Output of dvc doctor:
$ dvc doctor
DVC version: 3.36.1.dev61+gb73754edd.d20231226
----------------------------------------------
Platform: Python 3.11.2 on <REDACTED>
Subprojects:
dvc_data = 3.3.0
dvc_objects = 3.0.0
dvc_render = 1.0.0
dvc_task = 0.3.0
scmrepo = 2.0.2
Supports:
azure (adlfs = 2023.10.0, knack = 0.11.0, azure-identity = 1.15.0),
gdrive (pydrive2 = 1.17.0),
gs (gcsfs = 2023.12.2.post1),
hdfs (fsspec = 2023.12.2, pyarrow = 14.0.1),
http (aiohttp = 3.9.1, aiohttp-retry = 2.8.3),
https (aiohttp = 3.9.1, aiohttp-retry = 2.8.3),
oss (ossfs = 2023.12.0),
s3 (s3fs = 2023.12.2, boto3 = 1.28.17),
ssh (sshfs = 2023.10.0),
webdav (webdav4 = 0.9.8),
webdavs (webdav4 = 0.9.8),
webhdfs (fsspec = 2023.12.2)
Config:
Global: /home/sid/.config/dvc
System: /etc/xdg/dvc
Cache types: hardlink, symlink
Cache directory: ext4 on /dev/sda9
Caches: local
Remotes: local
Workspace directory: ext4 on /dev/sda9
Repo: dvc, git
Repo.site_cache_dir: /var/tmp/dvc/repo/11de0fd37bc5e8992fc0b3c6878e9759
Additional Information (if any):
18 tests in the tests/func/utils/test_strict_yaml.py file are considered flaky because they consistently report a passing result, even when a RuntimeError is intentionally triggered during the emitting of pretty exceptions.

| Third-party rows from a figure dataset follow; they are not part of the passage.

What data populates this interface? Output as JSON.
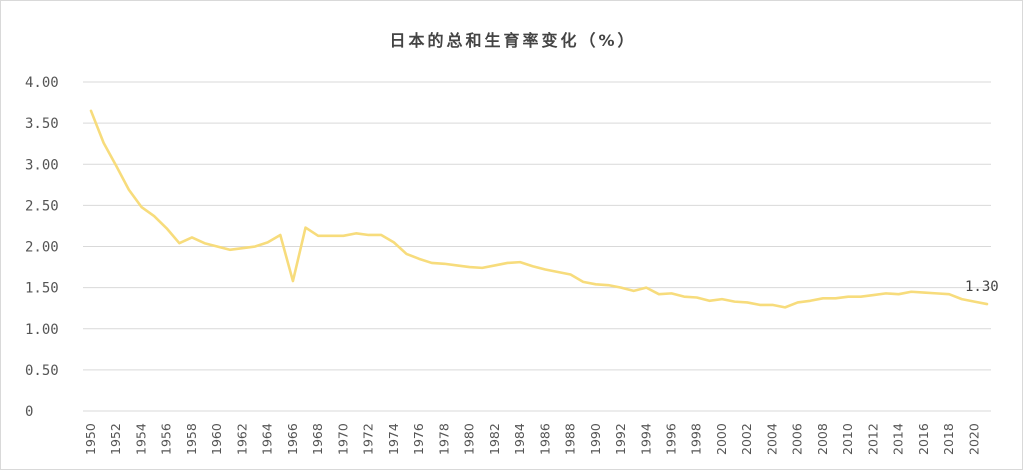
{
  "chart_data": {
    "type": "line",
    "title": "日本的总和生育率变化（%）",
    "xlabel": "",
    "ylabel": "",
    "ylim": [
      0,
      4
    ],
    "xlim": [
      1950,
      2021
    ],
    "yticks": [
      "0",
      "0.50",
      "1.00",
      "1.50",
      "2.00",
      "2.50",
      "3.00",
      "3.50",
      "4.00"
    ],
    "xticks": [
      "1950",
      "1952",
      "1954",
      "1956",
      "1958",
      "1960",
      "1962",
      "1964",
      "1966",
      "1968",
      "1970",
      "1972",
      "1974",
      "1976",
      "1978",
      "1980",
      "1982",
      "1984",
      "1986",
      "1988",
      "1990",
      "1992",
      "1994",
      "1996",
      "1998",
      "2000",
      "2002",
      "2004",
      "2006",
      "2008",
      "2010",
      "2012",
      "2014",
      "2016",
      "2018",
      "2020"
    ],
    "grid": true,
    "line_color": "#f7dc7c",
    "series": [
      {
        "x": [
          1950,
          1951,
          1952,
          1953,
          1954,
          1955,
          1956,
          1957,
          1958,
          1959,
          1960,
          1961,
          1962,
          1963,
          1964,
          1965,
          1966,
          1967,
          1968,
          1969,
          1970,
          1971,
          1972,
          1973,
          1974,
          1975,
          1976,
          1977,
          1978,
          1979,
          1980,
          1981,
          1982,
          1983,
          1984,
          1985,
          1986,
          1987,
          1988,
          1989,
          1990,
          1991,
          1992,
          1993,
          1994,
          1995,
          1996,
          1997,
          1998,
          1999,
          2000,
          2001,
          2002,
          2003,
          2004,
          2005,
          2006,
          2007,
          2008,
          2009,
          2010,
          2011,
          2012,
          2013,
          2014,
          2015,
          2016,
          2017,
          2018,
          2019,
          2020,
          2021
        ],
        "values": [
          3.65,
          3.26,
          2.98,
          2.69,
          2.48,
          2.37,
          2.22,
          2.04,
          2.11,
          2.04,
          2.0,
          1.96,
          1.98,
          2.0,
          2.05,
          2.14,
          1.58,
          2.23,
          2.13,
          2.13,
          2.13,
          2.16,
          2.14,
          2.14,
          2.05,
          1.91,
          1.85,
          1.8,
          1.79,
          1.77,
          1.75,
          1.74,
          1.77,
          1.8,
          1.81,
          1.76,
          1.72,
          1.69,
          1.66,
          1.57,
          1.54,
          1.53,
          1.5,
          1.46,
          1.5,
          1.42,
          1.43,
          1.39,
          1.38,
          1.34,
          1.36,
          1.33,
          1.32,
          1.29,
          1.29,
          1.26,
          1.32,
          1.34,
          1.37,
          1.37,
          1.39,
          1.39,
          1.41,
          1.43,
          1.42,
          1.45,
          1.44,
          1.43,
          1.42,
          1.36,
          1.33,
          1.3
        ]
      }
    ],
    "annotations": [
      {
        "x": 2021,
        "y": 1.3,
        "text": "1.30"
      }
    ]
  }
}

Related: #9704, https://github.com/iterative/dvc/pull/10110#issuecomment-1841266261, https://github.com/iterative/dvc/pull/10110#discussion_r1436283000
I'll be happy to help resolve this bug. I'll present a solution on how to fix this bug tomorrow.
Closing, this is intentional. pretty_exc is a hack, and we have to be careful working around that.